Também ficou garantido que a mula (que ela havia dado para o Berto) já fazia também parte da indenização trabalhista sem descontar do dinheiro devido ao demitido capataz.
Ao saírem do fórum, Berto se despediu de seu advogado. Observou que a madame fazia o mesmo com o dela.
Berto então olhou para a sua mula amarrada num canto a alguns metros dali e se lembrou de que, no caminho que tinha feito um pouco antes até chegar ao fórum, a viúva havia passado por ele (que seguia montado no animal); e se recordou de quando ela, dirigindo o caminhão Ford antigo, nesse momento havia levantado poeira de propósito quando o tinha alcançado.
Ele correu e montou na sela do animal rapidamente, conseguindo alcançar o momento em que a viúva ainda estava abrindo a porta do veículo para ir embora.
Naquela rua principal do interior, o chão ainda era de barro.

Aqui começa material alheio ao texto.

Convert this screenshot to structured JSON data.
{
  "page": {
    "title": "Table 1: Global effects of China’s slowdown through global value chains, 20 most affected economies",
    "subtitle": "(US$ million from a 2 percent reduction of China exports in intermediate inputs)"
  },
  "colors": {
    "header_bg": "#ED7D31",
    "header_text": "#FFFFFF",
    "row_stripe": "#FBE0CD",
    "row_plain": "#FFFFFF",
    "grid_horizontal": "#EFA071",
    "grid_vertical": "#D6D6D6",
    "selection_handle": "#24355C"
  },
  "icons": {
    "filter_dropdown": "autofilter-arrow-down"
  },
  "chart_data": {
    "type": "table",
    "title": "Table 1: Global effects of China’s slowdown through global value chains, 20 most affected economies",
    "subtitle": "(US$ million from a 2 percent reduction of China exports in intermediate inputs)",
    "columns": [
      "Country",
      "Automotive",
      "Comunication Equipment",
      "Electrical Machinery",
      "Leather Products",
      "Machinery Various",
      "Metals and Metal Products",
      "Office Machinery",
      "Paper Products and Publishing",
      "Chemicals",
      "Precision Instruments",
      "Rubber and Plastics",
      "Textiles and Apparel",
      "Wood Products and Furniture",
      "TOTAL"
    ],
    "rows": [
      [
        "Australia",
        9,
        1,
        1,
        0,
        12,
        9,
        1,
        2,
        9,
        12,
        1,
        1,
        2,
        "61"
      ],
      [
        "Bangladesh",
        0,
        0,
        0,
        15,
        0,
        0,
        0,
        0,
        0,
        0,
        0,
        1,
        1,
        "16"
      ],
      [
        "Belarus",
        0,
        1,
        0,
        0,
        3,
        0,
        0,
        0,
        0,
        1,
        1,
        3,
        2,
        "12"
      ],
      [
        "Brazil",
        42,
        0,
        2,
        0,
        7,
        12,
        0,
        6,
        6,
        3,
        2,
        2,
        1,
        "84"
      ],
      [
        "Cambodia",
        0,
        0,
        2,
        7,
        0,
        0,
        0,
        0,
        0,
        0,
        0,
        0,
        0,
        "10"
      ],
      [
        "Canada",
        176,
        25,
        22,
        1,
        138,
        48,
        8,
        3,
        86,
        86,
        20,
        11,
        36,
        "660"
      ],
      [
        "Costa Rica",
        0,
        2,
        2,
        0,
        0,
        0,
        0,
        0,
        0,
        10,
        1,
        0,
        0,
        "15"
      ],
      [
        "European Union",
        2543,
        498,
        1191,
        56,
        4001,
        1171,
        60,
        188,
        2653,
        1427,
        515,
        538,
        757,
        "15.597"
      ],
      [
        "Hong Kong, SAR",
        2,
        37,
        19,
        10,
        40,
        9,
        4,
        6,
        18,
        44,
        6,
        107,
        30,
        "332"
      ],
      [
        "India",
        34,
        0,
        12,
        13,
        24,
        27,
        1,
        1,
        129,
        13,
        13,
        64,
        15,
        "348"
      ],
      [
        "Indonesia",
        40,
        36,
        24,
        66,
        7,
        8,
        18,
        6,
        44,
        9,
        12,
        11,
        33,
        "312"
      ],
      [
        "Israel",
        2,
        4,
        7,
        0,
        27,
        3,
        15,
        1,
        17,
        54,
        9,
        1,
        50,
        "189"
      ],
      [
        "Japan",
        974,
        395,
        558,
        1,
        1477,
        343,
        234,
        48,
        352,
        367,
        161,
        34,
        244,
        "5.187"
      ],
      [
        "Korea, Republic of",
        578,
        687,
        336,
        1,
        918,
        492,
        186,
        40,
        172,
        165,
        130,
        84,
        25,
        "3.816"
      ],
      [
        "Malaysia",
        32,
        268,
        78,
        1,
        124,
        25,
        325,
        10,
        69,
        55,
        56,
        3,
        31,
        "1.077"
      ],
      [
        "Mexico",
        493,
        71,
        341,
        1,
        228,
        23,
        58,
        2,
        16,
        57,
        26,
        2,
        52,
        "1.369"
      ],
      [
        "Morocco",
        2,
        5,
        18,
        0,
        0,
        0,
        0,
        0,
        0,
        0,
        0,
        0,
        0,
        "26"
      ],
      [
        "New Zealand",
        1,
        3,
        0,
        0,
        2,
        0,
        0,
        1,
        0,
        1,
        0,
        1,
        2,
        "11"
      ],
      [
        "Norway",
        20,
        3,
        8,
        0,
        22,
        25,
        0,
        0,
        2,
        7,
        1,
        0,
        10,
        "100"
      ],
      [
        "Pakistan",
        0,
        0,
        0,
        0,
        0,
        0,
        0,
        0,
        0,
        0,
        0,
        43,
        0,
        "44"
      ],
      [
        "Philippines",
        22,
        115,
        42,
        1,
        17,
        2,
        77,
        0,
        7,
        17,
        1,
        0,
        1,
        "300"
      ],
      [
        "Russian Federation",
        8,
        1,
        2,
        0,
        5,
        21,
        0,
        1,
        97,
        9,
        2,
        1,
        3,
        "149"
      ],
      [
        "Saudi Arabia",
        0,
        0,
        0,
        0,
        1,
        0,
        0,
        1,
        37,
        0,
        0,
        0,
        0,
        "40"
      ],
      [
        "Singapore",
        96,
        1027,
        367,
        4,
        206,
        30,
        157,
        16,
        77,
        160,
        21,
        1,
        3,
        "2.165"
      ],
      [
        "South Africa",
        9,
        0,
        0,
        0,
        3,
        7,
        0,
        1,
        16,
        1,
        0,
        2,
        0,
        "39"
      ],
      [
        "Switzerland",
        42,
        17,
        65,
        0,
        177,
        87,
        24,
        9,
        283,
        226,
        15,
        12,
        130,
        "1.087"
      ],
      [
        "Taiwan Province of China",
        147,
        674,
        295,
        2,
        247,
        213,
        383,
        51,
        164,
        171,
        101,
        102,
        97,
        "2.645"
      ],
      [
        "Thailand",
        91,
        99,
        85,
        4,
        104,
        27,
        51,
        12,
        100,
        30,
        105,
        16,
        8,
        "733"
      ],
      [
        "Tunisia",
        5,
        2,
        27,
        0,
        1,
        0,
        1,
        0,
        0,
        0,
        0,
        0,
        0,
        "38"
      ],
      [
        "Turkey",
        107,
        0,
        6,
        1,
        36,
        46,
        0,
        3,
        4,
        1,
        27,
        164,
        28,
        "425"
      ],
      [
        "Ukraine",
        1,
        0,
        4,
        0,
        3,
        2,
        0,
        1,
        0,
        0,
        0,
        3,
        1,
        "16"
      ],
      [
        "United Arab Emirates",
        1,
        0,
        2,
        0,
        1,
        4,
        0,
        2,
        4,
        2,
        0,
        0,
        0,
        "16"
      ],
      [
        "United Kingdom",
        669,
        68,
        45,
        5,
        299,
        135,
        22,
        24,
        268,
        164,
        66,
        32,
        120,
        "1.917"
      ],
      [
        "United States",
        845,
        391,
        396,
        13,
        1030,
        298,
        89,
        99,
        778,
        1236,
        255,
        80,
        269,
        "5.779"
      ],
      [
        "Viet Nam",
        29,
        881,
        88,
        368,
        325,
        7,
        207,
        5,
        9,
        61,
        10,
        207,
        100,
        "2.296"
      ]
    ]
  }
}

Berto troteou a mula e, propositalmente, fez com que o animal levantasse poeira com os cascos quando o vento soprou forte, produzindo assim uma onda de poeira com terra na direção da madame. Pronto. Acabava de devolver o desaforo que havia sofrido antes na estrada.
Foi a glória para Berto.
E, ainda por cima, quando se lembrou de que nunca tinha dado um nome para aquela mula que tanto representava para ele, veio-lhe à mente aquela frase que a viúva tinha gritado para ele (“pique-se daqui”) e também lhe chegou à lembrança o gordo valor depositado para ele no PIX.
Berto troteou outra vez e empinou a mula, como se ela fosse o cavalo do Zorro, enquanto ele montado gritava... já movimentando ainda mais poeira para cima da viúva:
— Aiiiôôôô, PIX.... avante!
O animal acabava de confirmar a companhia definitiva do seu peão favorito, assim como um nome de respeito.
E pela região ficou famoso o barulho do trote de Pix... que era como ficou conhecida a mula de Berto.